If you’re taking any medications – prescription or over-the-counter – ask now whether it’s safe to keep taking them. And be sure to alert your provider to any other issues of concern.
You should already be taking a daily multivitamin or prenatal vitamin that contains at least 400 micrograms (mcg) of folic acid. Some women need a higher dose of folic acid, so ask your doctor or midwife what she recommends.
The next six weeks are critical to your baby’s development. The rudimentary versions of the placenta and umbilical cord, which deliver nourishment and oxygen to your baby, are already functioning. Through the placenta, your baby is exposed to what you take into your body, so make sure it’s good for both of you.
If your home pregnancy test is negative, take another at five weeks if you still haven’t gotten your period. Many urine tests are not sensitive enough to detect a pregnancy at four weeks.
If you’ve been trying to conceive with no success for a year or more (or for six months if you’re over 35), talk to your healthcare provider about a workup exam for you and your partner to spot possible fertility problems. While the results may be upsetting, finding out about a problem sooner rather than later will get you started on the road to treatment – and to your ultimate goal: having a baby.
Learn about: Pregnancy tests
At-home pregnancy tests can tell you if you’re pregnant or not by detecting the presence of a hormone called human chorionic gonadotropin (hCG) in your urine. Here’s what you need to know about when and how to take them.
When can I take a pregnancy test and get an accurate result?
It’s best to wait a few days to a week after you miss your period to take a home pregnancy test. By that time, most newly pregnant women have enough hCG in their urine for the tests to detect it.
How can I get the best results from a pregnancy test?
First, check the expiration date on the test and make sure it’s still good. If you’ve been storing the home pregnancy test anywhere that gets moist or warm (like the bathroom), it may have deteriorated, so throw it away and get a new one.
When you’re ready to test, read the directions carefully because the instructions vary with different brands. For the most accurate results, take the test first thing in the morning, when your urine is most concentrated. It may take up to 10 minutes to see results.
If the test shows a negative result and you still haven’t gotten your period, wait a few days or a week and try again. Don’t assume that one negative result means you’re not pregnant. If you don’t get your period as expected, remember that you might still be pregnant. (It’s no time to go out drinking or do other things that are unsafe during pregnancy.)
Does even a faint line mean I’m pregnant?
If you see a positive result on your test, even if it’s very light, chances are good that you’re pregnant. For a home pregnancy test to show a positive result, your body has to be making a detectable level of hCG. You may get a faintly positive result if you’re not as far along as you thought. To be sure, take another test in two or three days.

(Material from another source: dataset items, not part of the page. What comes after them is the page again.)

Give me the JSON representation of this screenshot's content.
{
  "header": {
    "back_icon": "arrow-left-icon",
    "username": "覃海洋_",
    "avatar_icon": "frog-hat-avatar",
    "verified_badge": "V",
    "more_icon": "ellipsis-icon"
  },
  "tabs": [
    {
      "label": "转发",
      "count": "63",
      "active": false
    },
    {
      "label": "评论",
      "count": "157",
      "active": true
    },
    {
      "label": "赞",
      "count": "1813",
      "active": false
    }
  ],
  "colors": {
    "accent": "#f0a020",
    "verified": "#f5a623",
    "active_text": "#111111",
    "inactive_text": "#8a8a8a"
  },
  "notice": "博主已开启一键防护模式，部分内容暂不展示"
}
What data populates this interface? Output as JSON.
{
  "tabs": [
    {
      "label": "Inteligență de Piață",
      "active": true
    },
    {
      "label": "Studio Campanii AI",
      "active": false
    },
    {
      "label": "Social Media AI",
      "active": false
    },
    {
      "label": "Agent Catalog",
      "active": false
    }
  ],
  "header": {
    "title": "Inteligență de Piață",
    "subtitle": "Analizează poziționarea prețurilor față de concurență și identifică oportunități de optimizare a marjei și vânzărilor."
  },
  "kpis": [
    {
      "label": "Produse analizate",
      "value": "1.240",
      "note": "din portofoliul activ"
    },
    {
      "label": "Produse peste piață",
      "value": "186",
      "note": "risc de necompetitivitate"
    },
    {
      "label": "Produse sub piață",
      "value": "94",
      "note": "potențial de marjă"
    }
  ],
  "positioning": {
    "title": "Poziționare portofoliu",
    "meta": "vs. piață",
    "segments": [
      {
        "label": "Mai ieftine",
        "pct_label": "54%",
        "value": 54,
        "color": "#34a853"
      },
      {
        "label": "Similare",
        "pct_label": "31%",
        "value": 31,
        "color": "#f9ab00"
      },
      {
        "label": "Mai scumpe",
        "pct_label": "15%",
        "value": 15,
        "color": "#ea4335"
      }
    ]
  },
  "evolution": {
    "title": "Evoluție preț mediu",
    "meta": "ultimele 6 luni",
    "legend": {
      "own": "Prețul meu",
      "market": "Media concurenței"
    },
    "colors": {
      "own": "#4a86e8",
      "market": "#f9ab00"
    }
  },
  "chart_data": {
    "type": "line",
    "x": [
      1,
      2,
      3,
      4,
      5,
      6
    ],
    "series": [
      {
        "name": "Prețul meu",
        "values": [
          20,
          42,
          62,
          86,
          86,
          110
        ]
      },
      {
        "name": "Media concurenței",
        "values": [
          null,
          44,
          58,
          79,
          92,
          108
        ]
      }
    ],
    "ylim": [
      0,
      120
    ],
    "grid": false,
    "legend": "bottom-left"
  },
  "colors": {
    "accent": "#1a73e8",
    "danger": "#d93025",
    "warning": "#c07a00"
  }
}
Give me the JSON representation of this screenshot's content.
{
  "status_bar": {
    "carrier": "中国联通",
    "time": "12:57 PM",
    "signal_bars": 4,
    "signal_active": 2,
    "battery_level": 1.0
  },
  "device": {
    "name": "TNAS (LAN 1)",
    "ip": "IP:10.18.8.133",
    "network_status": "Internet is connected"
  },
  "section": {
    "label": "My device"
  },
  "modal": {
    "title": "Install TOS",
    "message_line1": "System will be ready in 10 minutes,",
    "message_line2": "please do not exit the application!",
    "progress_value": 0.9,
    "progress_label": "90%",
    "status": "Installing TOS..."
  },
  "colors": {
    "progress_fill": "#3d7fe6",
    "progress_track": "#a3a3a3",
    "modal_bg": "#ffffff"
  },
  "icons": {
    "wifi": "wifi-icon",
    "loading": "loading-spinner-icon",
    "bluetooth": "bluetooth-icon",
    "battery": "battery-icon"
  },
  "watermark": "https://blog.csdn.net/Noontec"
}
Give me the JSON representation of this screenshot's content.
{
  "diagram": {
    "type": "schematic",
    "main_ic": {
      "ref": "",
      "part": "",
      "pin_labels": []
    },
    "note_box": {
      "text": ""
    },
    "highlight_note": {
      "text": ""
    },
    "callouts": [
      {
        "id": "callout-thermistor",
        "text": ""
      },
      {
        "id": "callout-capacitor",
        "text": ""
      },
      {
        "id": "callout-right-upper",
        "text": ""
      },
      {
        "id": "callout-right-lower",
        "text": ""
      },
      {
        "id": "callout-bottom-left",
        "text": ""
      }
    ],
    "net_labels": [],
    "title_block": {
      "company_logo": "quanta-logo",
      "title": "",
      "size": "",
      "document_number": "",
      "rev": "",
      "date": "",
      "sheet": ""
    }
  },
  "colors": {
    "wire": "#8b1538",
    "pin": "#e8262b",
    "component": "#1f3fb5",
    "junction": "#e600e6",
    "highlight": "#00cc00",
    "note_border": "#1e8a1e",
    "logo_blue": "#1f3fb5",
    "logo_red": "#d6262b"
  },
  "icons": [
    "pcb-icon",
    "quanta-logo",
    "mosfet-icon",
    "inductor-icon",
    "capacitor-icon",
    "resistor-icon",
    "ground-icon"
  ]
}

If the second positive result is more pronounced, congratulations. If the second test is completely negative, you may have had a very early miscarriage. Experts estimate that 20 to 30 percent of all pregnancies end in miscarriage, so unfortunately this is very common.
Activity: Plan your health checks
Pregnancy requires very close monitoring and care, now is the time you will need to plan if you want your care with health center or through private clinics/ hospitals. It is rather advisable to go for a health insurance as the expense and the type of care you might require will be uncertain. Many hospitals are providing packages from prenatal till delivery. To avoid any surprises, learn the terms of your health insurance coverage now.